An illustration of traditional single-cell analysis and language-centric single-cell analysis.
Specifically, we introduce CellVerse , a unified language-centric benchmark dataset for evaluating the capabilities of LLMs in single-cell analysis. We begin by curating five sub-datasets spanning four types of single-cell multi-omics data (scRNA-seq, CITE-seq, ASAP-seq, and scATAC-seq data) and translate them into natural languages. Subsequently, we select three most representative single-cell analysis tasks—cell type annotation (cell-level), drug response prediction (drug-level), and perturbation analysis (gene-level)—and reformulate them as question-answering (QA) problems by integrating each with the natural language-formatted single-cell data.

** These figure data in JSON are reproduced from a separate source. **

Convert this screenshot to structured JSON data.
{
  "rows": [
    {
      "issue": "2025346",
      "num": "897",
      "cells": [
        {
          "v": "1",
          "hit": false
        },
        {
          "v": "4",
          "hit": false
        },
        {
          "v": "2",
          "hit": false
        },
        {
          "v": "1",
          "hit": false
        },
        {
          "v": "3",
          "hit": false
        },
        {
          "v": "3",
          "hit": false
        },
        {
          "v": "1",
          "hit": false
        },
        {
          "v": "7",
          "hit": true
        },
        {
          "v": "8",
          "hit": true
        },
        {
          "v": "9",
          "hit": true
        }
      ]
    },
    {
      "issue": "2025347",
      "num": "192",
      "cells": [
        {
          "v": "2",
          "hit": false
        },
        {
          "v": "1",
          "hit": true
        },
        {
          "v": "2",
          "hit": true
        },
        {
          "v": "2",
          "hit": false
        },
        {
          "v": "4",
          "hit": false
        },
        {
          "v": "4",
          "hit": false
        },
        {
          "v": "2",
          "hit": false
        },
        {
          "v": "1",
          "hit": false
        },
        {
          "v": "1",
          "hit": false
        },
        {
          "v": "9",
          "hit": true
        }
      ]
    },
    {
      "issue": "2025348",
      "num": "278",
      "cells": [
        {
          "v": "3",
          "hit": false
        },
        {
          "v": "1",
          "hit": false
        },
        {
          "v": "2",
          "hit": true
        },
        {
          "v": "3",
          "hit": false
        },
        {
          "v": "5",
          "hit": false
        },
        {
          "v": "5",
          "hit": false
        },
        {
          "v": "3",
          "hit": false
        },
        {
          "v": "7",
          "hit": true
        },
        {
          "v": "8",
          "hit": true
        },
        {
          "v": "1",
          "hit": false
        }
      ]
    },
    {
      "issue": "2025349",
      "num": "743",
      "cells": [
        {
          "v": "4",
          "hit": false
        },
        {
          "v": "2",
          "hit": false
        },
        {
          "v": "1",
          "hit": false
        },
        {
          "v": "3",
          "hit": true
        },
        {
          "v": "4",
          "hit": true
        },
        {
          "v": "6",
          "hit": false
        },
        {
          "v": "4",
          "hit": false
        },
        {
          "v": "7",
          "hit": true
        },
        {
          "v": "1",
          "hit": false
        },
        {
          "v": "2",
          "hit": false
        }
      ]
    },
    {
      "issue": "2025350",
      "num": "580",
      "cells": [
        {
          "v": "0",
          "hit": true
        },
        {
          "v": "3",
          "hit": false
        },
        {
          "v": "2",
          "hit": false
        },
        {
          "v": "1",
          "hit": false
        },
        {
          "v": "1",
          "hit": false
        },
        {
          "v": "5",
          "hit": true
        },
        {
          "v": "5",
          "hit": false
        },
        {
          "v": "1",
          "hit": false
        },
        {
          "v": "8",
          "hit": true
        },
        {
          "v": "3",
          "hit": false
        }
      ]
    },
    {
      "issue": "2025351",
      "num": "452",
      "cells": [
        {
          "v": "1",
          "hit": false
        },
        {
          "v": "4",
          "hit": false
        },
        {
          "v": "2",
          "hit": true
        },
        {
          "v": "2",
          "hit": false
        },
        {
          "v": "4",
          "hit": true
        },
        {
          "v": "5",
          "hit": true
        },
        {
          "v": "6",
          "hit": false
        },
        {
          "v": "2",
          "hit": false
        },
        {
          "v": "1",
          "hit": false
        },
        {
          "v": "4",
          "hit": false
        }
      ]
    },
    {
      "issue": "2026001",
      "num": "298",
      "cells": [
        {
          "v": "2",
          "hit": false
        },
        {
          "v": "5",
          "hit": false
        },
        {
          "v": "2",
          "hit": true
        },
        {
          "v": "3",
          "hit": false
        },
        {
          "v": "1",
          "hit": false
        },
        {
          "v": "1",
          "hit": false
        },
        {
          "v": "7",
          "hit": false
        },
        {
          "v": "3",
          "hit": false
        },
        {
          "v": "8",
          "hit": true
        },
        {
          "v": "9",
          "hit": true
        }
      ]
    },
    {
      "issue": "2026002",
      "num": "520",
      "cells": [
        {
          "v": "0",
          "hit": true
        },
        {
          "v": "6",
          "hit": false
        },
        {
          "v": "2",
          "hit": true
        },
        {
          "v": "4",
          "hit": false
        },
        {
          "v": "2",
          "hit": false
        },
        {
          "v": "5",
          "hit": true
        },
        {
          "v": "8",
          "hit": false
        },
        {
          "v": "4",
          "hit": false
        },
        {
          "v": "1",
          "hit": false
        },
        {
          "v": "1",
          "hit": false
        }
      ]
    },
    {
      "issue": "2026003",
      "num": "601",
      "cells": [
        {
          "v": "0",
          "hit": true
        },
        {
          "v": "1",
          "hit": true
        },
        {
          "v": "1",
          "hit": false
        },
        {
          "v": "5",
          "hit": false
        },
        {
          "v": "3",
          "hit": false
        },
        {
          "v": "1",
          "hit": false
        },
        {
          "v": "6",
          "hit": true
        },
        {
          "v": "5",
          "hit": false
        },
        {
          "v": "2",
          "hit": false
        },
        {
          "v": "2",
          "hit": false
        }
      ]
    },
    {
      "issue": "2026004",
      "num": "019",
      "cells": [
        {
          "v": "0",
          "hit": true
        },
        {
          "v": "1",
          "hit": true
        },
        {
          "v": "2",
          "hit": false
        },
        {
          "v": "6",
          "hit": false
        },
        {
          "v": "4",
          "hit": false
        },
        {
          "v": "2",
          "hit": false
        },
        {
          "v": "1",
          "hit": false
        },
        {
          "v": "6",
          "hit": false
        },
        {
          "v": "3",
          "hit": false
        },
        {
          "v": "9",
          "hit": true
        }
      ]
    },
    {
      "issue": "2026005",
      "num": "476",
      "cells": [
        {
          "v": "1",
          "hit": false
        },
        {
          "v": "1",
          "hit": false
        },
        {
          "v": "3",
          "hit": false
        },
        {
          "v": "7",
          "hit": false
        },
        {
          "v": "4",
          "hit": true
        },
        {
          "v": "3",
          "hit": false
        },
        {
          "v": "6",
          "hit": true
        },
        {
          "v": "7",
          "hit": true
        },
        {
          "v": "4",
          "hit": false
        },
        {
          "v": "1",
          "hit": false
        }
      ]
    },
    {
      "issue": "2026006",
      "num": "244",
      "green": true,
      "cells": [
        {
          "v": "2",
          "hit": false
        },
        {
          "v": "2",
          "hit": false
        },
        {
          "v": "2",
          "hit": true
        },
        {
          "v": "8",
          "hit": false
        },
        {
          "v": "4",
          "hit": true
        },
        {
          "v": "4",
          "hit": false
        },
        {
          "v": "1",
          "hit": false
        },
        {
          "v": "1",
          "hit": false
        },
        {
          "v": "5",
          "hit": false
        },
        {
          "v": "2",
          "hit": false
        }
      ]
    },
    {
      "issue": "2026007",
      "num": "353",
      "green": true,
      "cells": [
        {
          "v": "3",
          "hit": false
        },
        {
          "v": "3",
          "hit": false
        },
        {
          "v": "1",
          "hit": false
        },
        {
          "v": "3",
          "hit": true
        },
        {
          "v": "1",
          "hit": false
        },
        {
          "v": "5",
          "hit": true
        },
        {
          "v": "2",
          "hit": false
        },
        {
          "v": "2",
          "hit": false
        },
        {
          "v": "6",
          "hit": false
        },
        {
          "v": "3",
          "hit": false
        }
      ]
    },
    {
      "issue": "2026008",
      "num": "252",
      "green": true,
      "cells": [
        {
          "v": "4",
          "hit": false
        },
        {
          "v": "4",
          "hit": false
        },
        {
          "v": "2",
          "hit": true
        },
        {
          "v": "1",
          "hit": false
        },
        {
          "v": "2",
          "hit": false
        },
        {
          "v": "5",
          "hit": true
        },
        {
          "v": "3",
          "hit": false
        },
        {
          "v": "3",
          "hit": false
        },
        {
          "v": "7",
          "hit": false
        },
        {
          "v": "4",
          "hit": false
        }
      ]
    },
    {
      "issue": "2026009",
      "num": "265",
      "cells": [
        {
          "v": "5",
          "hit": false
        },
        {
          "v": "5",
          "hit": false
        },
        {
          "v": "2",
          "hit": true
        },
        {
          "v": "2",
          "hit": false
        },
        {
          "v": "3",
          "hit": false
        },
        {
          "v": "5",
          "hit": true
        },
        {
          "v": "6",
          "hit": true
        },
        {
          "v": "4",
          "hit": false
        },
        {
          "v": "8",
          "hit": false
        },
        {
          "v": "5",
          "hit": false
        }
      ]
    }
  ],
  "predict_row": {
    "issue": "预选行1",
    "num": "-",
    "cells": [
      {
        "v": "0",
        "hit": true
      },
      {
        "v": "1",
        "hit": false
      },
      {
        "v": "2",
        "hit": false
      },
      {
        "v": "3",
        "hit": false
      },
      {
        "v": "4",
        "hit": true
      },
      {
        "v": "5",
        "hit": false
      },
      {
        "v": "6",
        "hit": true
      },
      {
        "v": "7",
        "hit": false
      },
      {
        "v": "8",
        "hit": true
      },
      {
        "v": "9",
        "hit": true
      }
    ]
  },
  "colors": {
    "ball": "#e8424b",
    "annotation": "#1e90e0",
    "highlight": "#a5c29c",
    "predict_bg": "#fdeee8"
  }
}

Next, we conduct a comprehensive and systematic evaluation of 14 advanced LLMs on CellVerse . The evaluated models include open-source LLMs such as C2S-Pythia (160M, 410M, and 1B), Qwen-2.5 (7B, 32B, and 72B),Llama-3.3-70B, and DeepSeek (V3 and R1), as well as closed-source models including GPT-4, GPT-4o-mini, GPT-4o, GPT-4.1-mini, and GPT-4.1.
Through this large-scale empirical assessment, we uncover several key insights:
(1) Generalist models perform better than specialist models, with DeepSeek-family and GPT-family models demonstrating emergent reasoning capabilities in cell biology, while C2S-Pythia exhibit complete failure across all sub-tasks.;
(2) Model performance positively correlates with parameter scale, as evidenced by the Qwen-2.5 series where the performance hierarchy follows model size: 72B > 32B > 7B variants.
(3) Current LLMs demonstrate limited understanding of cell biology, particularly in drug response prediction and perturbation analysis tasks where most LLMs fail to surpass random guessing baselines with statistical significance.